As the alumni waited for the tour to begin, small clusters of students approached them with inquiries about back in the day: “Who was your principal?” fifth-grader Alexa wanted to know.

“Was the playground different then? What did you have in it?” asked her classmate, McKenna.

The tour, led by Hurley, afforded the group more opportunities to pop in and interact with students. In one class, Mrs. Bilowitz’s fifth-graders sang about all 50 states in a song. In another, the alumni chatted briefly about their memories of what the class used to look like, and of being called to the principal’s office.

“It was a special place, absolutely — there was a great esprit de corps,” recalled former teacher Fenwick English, who often played music in his sixth-grade classes from 1962 to 1964 and led several hootenannies. “The faculty was pretty tight and got along well. It was a great place to work.”
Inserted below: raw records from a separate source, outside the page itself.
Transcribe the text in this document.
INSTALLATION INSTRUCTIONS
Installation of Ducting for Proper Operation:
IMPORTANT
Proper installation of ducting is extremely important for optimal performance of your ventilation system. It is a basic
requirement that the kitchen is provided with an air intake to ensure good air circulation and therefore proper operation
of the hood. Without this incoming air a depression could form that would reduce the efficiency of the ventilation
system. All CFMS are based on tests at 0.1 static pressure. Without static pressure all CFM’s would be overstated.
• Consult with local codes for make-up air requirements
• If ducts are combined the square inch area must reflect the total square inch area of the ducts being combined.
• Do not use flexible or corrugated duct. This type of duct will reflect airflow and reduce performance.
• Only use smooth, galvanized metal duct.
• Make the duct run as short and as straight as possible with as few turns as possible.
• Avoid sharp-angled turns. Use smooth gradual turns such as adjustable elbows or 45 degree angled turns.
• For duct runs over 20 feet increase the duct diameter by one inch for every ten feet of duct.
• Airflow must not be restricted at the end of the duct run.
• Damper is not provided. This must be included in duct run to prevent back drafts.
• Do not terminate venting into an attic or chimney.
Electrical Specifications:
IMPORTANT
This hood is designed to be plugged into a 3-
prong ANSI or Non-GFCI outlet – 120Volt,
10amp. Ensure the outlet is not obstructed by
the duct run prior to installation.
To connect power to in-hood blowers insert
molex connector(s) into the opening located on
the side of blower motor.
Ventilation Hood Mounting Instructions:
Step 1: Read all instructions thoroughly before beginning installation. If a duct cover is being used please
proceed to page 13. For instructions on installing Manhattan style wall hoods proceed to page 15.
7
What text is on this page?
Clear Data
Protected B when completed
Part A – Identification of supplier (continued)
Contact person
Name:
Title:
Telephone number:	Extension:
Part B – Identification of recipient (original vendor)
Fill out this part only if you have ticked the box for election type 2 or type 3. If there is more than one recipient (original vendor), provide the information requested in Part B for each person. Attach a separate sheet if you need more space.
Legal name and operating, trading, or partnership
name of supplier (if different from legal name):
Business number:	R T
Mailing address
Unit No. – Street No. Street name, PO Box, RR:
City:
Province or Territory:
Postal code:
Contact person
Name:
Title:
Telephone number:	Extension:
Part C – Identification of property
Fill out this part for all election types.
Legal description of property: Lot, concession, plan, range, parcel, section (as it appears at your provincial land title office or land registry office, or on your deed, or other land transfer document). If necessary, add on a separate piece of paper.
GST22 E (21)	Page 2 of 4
There’s just something about Palm Crest that keeps people coming back, Hurley said. Alumnus Nick Bell recently came back to build up the school’s waiting area for an Eagle Scout project and enlisted the help of 44 community members, who together donated about $20,000 in goods and services to complete the beautification.

“I found it rather exciting they want to come back to their elementary school. Obviously, Palm Crest meant a lot to them,” Hurley said of the reunion participants. “I want to make sure I keep that feeling going, so kids can give back to the school and come back and participate.”

Tom Preston made the 6,000-mile trip from Salzburg, Austria, to La Cañada to celebrate the reunion. Being at Palm Crest and having English as a teacher were pivotal moments in his childhood, he says, and he formed a bond with students that hasn’t dissipated with time.

“You realize, at various points in your life, there is an influence on you that is strong,” Preston said. “Even in high school, even if we weren’t friends, it always went back to Palm Crest.”